Das AG hat in seinem Urteil „die Regelgeldbuße erhöht. Es hat ausgeführt, dass die Betroffene sich völlig uneinsichtig gezeigt und darauf beharrt habe, sich vollkommen korrekt verhalten zu haben. Es sei ihr nicht zu vermitteln gewesen, dass sie sich falsch verhalten habe. Sie habe dem Unfallgegner erschwert, seine Ansprüche gegenüber ihr bzw. ihrer Haftpflichtversicherung durchzusetzen. Ein entsprechendes Nachtatverhalten sei bußgelderhöhend zu berücksichtigen.“

Dazu das OLG:

„Die Ausführungen des Amtsgerichtes widersprechen einhelliger Auffassung:

Uneinsichtigkeit des Betroffenen kann eine angemessene Erhöhung der Geldbuße nur dann rechtfertigen, wenn sie nach der Tat des Betroffenen und seiner Persönlichkeit darauf schließen lässt, dass er sich durch eine niedrige Geldbuße nicht hinreichend beeindrucken lassen wird, die Rechtsordnung künftig zu beachten (OLG Köln, VRS 81. Bd., 200; vgl. OLG Düsseldorf, VRS 78. Bd., 440; OLG Koblenz VRS 68. Bd., 223; Göhler, OWiG, 17. Aufl.-Gürtler, § 17 RN 26a m.w.N.).

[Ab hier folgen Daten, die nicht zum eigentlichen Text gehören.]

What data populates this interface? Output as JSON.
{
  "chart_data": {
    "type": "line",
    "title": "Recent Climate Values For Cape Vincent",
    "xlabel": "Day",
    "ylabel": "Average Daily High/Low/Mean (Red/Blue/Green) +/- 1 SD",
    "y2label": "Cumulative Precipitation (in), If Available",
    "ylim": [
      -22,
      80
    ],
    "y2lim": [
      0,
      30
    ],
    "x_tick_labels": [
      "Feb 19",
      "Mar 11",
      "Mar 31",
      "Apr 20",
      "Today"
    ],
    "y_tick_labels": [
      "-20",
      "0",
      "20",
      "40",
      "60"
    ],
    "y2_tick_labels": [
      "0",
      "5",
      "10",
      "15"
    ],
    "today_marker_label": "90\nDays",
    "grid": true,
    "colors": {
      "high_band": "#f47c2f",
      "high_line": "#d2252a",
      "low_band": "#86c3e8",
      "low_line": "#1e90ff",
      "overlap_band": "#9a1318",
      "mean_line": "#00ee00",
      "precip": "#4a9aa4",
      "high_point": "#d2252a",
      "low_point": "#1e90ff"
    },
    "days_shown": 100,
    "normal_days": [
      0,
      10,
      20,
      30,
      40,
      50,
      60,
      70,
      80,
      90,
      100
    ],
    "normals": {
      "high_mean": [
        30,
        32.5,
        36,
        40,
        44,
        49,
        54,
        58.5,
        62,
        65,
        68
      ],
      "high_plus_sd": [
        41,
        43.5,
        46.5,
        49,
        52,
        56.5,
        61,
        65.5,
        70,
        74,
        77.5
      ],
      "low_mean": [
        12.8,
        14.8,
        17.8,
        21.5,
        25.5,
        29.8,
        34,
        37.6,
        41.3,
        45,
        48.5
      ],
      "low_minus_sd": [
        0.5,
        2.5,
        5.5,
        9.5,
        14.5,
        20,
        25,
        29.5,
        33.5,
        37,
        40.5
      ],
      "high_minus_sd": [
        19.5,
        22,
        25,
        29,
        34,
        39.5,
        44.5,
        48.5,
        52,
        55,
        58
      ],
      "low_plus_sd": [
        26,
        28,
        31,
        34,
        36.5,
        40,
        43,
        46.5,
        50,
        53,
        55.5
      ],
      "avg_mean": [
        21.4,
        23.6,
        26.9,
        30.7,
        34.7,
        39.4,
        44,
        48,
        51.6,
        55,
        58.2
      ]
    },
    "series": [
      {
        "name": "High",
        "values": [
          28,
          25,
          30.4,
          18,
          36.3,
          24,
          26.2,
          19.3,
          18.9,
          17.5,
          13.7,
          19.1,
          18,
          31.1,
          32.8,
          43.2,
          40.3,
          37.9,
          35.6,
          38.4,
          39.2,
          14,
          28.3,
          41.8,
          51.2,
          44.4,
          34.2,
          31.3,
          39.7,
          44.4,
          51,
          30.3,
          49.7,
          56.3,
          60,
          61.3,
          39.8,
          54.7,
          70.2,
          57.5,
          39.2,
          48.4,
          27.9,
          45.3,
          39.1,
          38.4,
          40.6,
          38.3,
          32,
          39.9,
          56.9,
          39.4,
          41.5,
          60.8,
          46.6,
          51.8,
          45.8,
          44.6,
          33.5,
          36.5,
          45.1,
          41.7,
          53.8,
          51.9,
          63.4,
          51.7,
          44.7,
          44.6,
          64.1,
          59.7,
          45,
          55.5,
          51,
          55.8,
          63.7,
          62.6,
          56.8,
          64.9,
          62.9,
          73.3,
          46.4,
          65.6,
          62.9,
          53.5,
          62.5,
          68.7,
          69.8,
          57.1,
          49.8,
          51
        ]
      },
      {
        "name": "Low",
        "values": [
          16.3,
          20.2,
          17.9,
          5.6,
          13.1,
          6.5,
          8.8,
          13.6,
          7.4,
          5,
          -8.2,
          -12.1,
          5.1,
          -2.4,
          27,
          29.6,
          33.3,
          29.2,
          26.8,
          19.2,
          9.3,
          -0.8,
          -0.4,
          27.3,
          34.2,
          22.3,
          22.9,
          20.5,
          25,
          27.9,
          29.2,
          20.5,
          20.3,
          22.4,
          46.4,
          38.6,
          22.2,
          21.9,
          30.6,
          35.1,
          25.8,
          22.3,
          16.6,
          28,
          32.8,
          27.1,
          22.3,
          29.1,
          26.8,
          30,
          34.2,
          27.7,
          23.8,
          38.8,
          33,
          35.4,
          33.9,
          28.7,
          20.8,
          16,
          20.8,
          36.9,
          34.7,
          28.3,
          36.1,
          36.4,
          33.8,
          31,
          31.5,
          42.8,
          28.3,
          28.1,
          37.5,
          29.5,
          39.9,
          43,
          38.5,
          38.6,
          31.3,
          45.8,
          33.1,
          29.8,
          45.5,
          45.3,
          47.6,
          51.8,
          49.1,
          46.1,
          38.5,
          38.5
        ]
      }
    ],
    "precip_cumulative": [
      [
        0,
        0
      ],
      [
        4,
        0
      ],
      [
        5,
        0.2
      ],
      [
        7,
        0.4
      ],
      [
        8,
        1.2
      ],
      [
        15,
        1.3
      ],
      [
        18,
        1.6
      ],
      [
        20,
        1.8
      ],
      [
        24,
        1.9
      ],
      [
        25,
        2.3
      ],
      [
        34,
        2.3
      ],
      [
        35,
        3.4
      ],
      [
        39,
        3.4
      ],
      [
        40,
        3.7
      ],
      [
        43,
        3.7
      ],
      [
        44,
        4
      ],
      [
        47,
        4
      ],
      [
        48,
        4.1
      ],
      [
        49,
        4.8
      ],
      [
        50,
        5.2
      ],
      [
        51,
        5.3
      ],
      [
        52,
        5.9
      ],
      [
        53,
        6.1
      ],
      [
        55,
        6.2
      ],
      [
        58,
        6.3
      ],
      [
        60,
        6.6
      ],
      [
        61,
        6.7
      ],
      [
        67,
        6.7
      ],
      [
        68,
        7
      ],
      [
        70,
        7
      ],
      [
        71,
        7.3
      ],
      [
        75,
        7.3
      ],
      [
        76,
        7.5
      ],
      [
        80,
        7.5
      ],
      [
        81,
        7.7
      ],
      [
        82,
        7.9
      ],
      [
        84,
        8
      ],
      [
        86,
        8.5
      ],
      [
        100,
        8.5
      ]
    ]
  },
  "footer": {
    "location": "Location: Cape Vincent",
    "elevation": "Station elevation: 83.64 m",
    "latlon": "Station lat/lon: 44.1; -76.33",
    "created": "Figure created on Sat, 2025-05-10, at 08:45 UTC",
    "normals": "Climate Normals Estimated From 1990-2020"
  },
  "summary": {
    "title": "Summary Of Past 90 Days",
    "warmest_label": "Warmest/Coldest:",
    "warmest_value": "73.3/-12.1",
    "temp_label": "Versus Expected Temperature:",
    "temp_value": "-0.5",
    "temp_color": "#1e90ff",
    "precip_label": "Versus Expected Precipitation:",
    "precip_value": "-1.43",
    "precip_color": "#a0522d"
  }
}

Bei Fahrlässigkeitstaten im Straßenverkehr ist bei Würdigung des Verhaltens des Betroffenen vor Gericht besondere Zurückhaltung geboten, wenn auf Uneinsichtigkeit geschlossen werden soll (OLG Hamburg VRS 58. Bd., 52 OLG Koblenz a.a.O.)

Diesen Grundsätzen widersprechen die Ausführungen des Amtsgerichtes. Das Amtsgericht hat nicht festgestellt, dass hier, insbesondere vor dem Hintergrund einer fahrlässigen Begehungsweise, Umstände vorliegen, die Anlass zu der Annahme geben, die 83jährige Betroffene könne nur durch eine erhöhte Geldbuße von zukünftigen Zuwiderhandlungen abgehalten werden.

Das Urteil war daher im Rechtsfolgenausspruch aufzuheben. Auf die Inbegriffsrüge kommt es deshalb nicht an.“

OWi I: Die Schulung des Messbeamten, oder: Nicht schlimm, wenn das 12 Jahre her ist?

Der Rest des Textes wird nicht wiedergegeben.